Understand the loan terms and conditions:
Understanding the fine print of a loan is very important. A borrower could know about penalties and fees and avoid hidden clauses that can cause unnecessary expenses only if they thoroughly read and understood the terms and conditions. Seek professional help from financial advisors or chartered accountants for a better understanding.
If borrowers have too many loans to repay, they can consider debt consolidation. A borrower in debt can do this by getting a low-cost loan to pay off all the existing debt, which will lessen the burden on the repayment of multiple loans.

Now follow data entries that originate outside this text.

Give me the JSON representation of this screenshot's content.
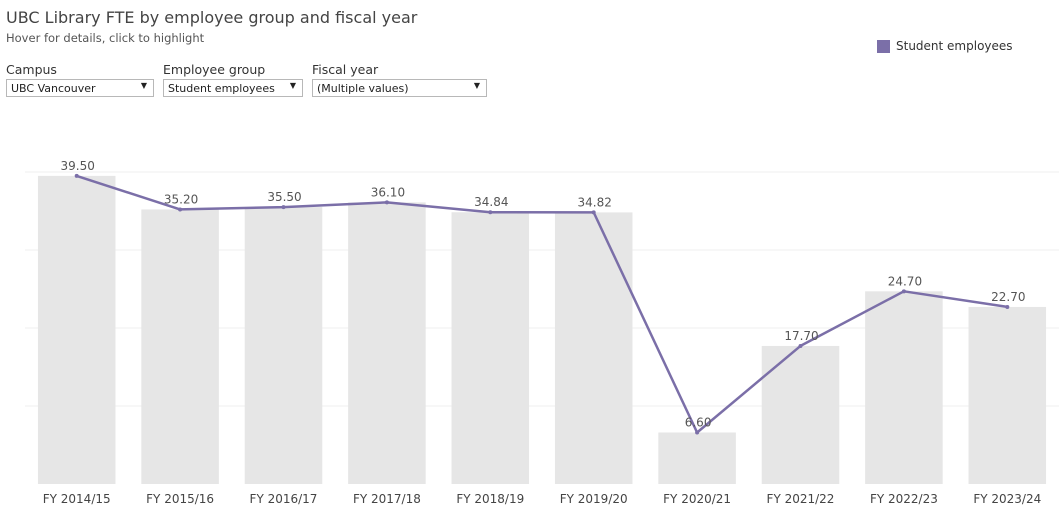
{
  "header": {
    "title": "UBC Library FTE by employee group and fiscal year",
    "subtitle": "Hover for details, click to highlight"
  },
  "filters": [
    {
      "label": "Campus",
      "value": "UBC Vancouver"
    },
    {
      "label": "Employee group",
      "value": "Student employees"
    },
    {
      "label": "Fiscal year",
      "value": "(Multiple values)"
    }
  ],
  "legend": {
    "label": "Student employees"
  },
  "colors": {
    "line": "#7b6fa8",
    "bar": "#e6e6e6",
    "grid": "#efefef"
  },
  "icons": {
    "dropdown": "triangle-down-icon"
  },
  "chart_data": {
    "type": "bar",
    "categories": [
      "FY 2014/15",
      "FY 2015/16",
      "FY 2016/17",
      "FY 2017/18",
      "FY 2018/19",
      "FY 2019/20",
      "FY 2020/21",
      "FY 2021/22",
      "FY 2022/23",
      "FY 2023/24"
    ],
    "series": [
      {
        "name": "Student employees",
        "type": "line",
        "values": [
          39.5,
          35.2,
          35.5,
          36.1,
          34.84,
          34.82,
          6.6,
          17.7,
          24.7,
          22.7
        ]
      }
    ],
    "bar_values": [
      39.5,
      35.2,
      35.5,
      36.1,
      34.84,
      34.82,
      6.6,
      17.7,
      24.7,
      22.7
    ],
    "data_labels": [
      "39.50",
      "35.20",
      "35.50",
      "36.10",
      "34.84",
      "34.82",
      "6.60",
      "17.70",
      "24.70",
      "22.70"
    ],
    "ylim": [
      0,
      40
    ],
    "grid": true,
    "legend_position": "top-right",
    "xlabel": "",
    "ylabel": ""
  }
}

Loans with extended repayment tenure, such as education, home, car, or business loans, will require the borrower to be disciplined with their finances. A disciplined and responsible borrower will have a smoother repayment experience with an improved credit rating. Loans have many benefits, some general benefits of a long term loan are given below.
Benefits of long-term loans
Long-term loans are of great significance when a person requires a big investment, whether in their business or personal life. A loan increases a borrower’s capital and gives them positive credit. This will help them achieve their goals and make borrowing easier in the future. Some advantages of long-term loans include the following:
Finance is very important in our daily lives, so investing a large sum of money into buying a car or house without the support of loans may limit a buyer’s freedom to spend. By getting a long-term loan, a buyer can reduce the time they spend saving for the asset or investment. They can use their income and savings on other important matters, such as medical expenses and other immediate needs. Therefore getting a loan will increase the cash flow of a borrower.
Lower interest rate:
Loans with a long repayment tenure offer lower interest rates as they are secured loans. The collateral a borrower offers is the asset for which the funds are borrowed.
Also Read: Discover The Possibilities For A Quick Personal Loan Online With Low Interests
Minimise Investor interference:
If entrepreneurs seek to expand the company or start a new project, they will need funding. There are two ways for this: getting a loan or a private investor. Getting a private investor will hamper the entrepreneur’s hold on the company as the ownership will be divided and redistributed between the owner and investor. So to maintain control, getting a long-term loan will be the better choice.
Loans with a long repayment tenure have a properly structured repayment process designed to meet a borrower’s payment capability. Thus, this leads to regular repayments and a buildup of good creditworthiness. A good credit rating will lead to easier debt financing in the future.
Also Read: What Is The Importance Of Having A Credit Score And How To Establish A Credit History When You Have Not Taken A Loan Yet?
Whether it’s a long-term personal loan or a loan with an extended repayment tenure, a good understanding of the various features and types will help you plan well while taking up a loan. Hopefully this article will help you make informed decisions regarding critical financial matters with the strategies provided, it would also give some assistance to help you manage your finances while taking loans of a large amount.